2018/16, 23 February 2018
On Monday, in a speech to the Chinese-Filipino Business Club, President Duterte in his typical off the cuff manner made two statements that caught the media’s attention. He joked that the Philippines could become a province of Taiwan (he probably meant China) to solve its money problems and that the Armed Forces of the Philippines should send troops to China for counter-terrorism training. China’s ambassador to the Philippines who attended the speech diplomatically ignored the first and warmly embraced the second.
The presidential thought bubble to send Philippine troops for training to China to “balance” against the historical predominance of training in the US (the Philippines only ally and major foreign security provider) is a bad idea strategically and operationally.
Strategically, Duterte’s idea that the Philippines should balance military training between China and the US is based upon a false equivalency between the two major powers and their military relations with the Philippines.

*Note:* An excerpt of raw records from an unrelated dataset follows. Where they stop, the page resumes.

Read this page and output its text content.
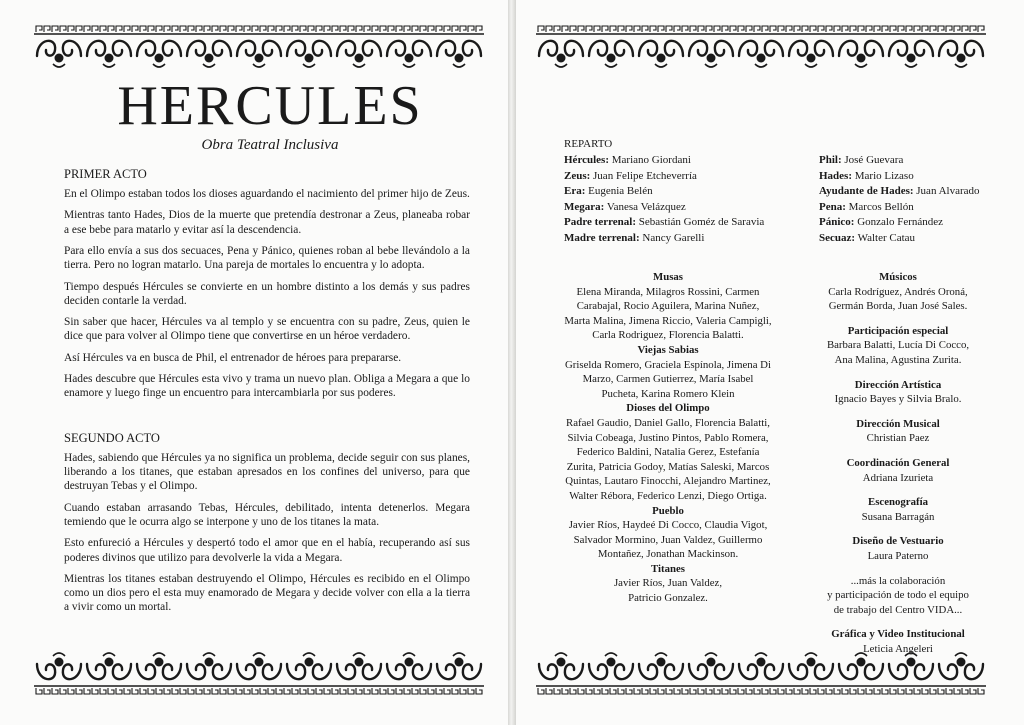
HERCULES
Obra Teatral Inclusiva
PRIMER ACTO

En el Olimpo estaban todos los dioses aguardando el nacimiento del primer hijo de Zeus.

Mientras tanto Hades, Dios de la muerte que pretendía destronar a Zeus, planeaba robar a ese bebe para matarlo y evitar así la descendencia.

Para ello envía a sus dos secuaces, Pena y Pánico, quienes roban al bebe llevándolo a la tierra. Pero no logran matarlo. Una pareja de mortales lo encuentra y lo adopta.

Tiempo después Hércules se convierte en un hombre distinto a los demás y sus padres deciden contarle la verdad.

Sin saber que hacer, Hércules va al templo y se encuentra con su padre, Zeus, quien le dice que para volver al Olimpo tiene que convertirse en un héroe verdadero.

Así Hércules va en busca de Phil, el entrenador de héroes para prepararse.

Hades descubre que Hércules esta vivo y trama un nuevo plan. Obliga a Megara a que lo enamore y luego finge un encuentro para intercambiarla por sus poderes.

SEGUNDO ACTO

Hades, sabiendo que Hércules ya no significa un problema, decide seguir con sus planes, liberando a los titanes, que estaban apresados en los confines del universo, para que destruyan Tebas y el Olimpo.

Cuando estaban arrasando Tebas, Hércules, debilitado, intenta detenerlos. Megara temiendo que le ocurra algo se interpone y uno de los titanes la mata.

Esto enfureció a Hércules y despertó todo el amor que en el había, recuperando así sus poderes divinos que utilizo para devolverle la vida a Megara.

Mientras los titanes estaban destruyendo el Olimpo, Hércules es recibido en el Olimpo como un dios pero el esta muy enamorado de Megara y decide volver con ella a la tierra a vivir como un mortal.

REPARTO
Hércules: Mariano Giordani
Zeus: Juan Felipe Etcheverría
Era: Eugenia Belén
Megara: Vanesa Velázquez
Padre terrenal: Sebastián Goméz de Saravia
Madre terrenal: Nancy Garelli
Phil: José Guevara
Hades: Mario Lizaso
Ayudante de Hades: Juan Alvarado
Pena: Marcos Bellón
Pánico: Gonzalo Fernández
Secuaz: Walter Catau
Musas
Elena Miranda, Milagros Rossini, Carmen
Carabajal, Rocio Aguilera, Marina Nuñez,
Marta Malina, Jimena Riccio, Valeria Campigli,
Carla Rodriguez, Florencia Balatti.
Viejas Sabias
Griselda Romero, Graciela Espínola, Jimena Di
Marzo, Carmen Gutierrez, María Isabel
Pucheta, Karina Romero Klein
Dioses del Olimpo
Rafael Gaudio, Daniel Gallo, Florencia Balatti,
Silvia Cobeaga, Justino Pintos, Pablo Romera,
Federico Baldini, Natalia Gerez, Estefanía
Zurita, Patricia Godoy, Matías Saleski, Marcos
Quintas, Lautaro Finocchi, Alejandro Martinez,
Walter Rébora, Federico Lenzi, Diego Ortiga.
Pueblo
Javier Ríos, Haydeé Di Cocco, Claudia Vigot,
Salvador Mormino, Juan Valdez, Guillermo
Montañez, Jonathan Mackinson.
Titanes
Javier Ríos, Juan Valdez,
Patricio Gonzalez.
Músicos
Carla Rodríguez, Andrés Oroná,
Germán Borda, Juan José Sales.
Participación especial
Barbara Balatti, Lucía Di Cocco,
Ana Malina, Agustina Zurita.
Dirección Artística
Ignacio Bayes y Silvia Bralo.
Dirección Musical
Christian Paez
Coordinación General
Adriana Izurieta
Escenografía
Susana Barragán
Diseño de Vestuario
Laura Paterno
...más la colaboración
y participación de todo el equipo
de trabajo del Centro VIDA...
Gráfica y Video Institucional
Leticia Angeleri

The nature of the two bilateral military relationships could hardly be more different. The US military presence in the Philippines is based upon a mutual defence treaty and a visiting forces agreement, both legal documents ratified by the Philippines. According to the Philippine ground commander, the US counter-terrorism engagement in the 2017 Marawi City siege, which reportedly included advanced US surveillance craft, helped tilt the balance in favour of government forces. China’s most important military presence in the Philippines is China’s unlawful military base on Mischief Reef located on the Philippine continental shelf.
Operationally, if Philippine troops do begin to train in China then this could well inhibit future military cooperation with the US due to fears of leakage of sensitive information on US weapons, doctrine and training to China, the US’s strategic rival in the Indo-Pacific.
Hopefully, like many other presidential utterings, it will remain just that, an utterance. If not, this could become a “lose-lose” situation for the Philippine military and Philippine security.
Dr Malcolm Cook is Senior Fellow at ISEAS-Yusof Ishak Institute.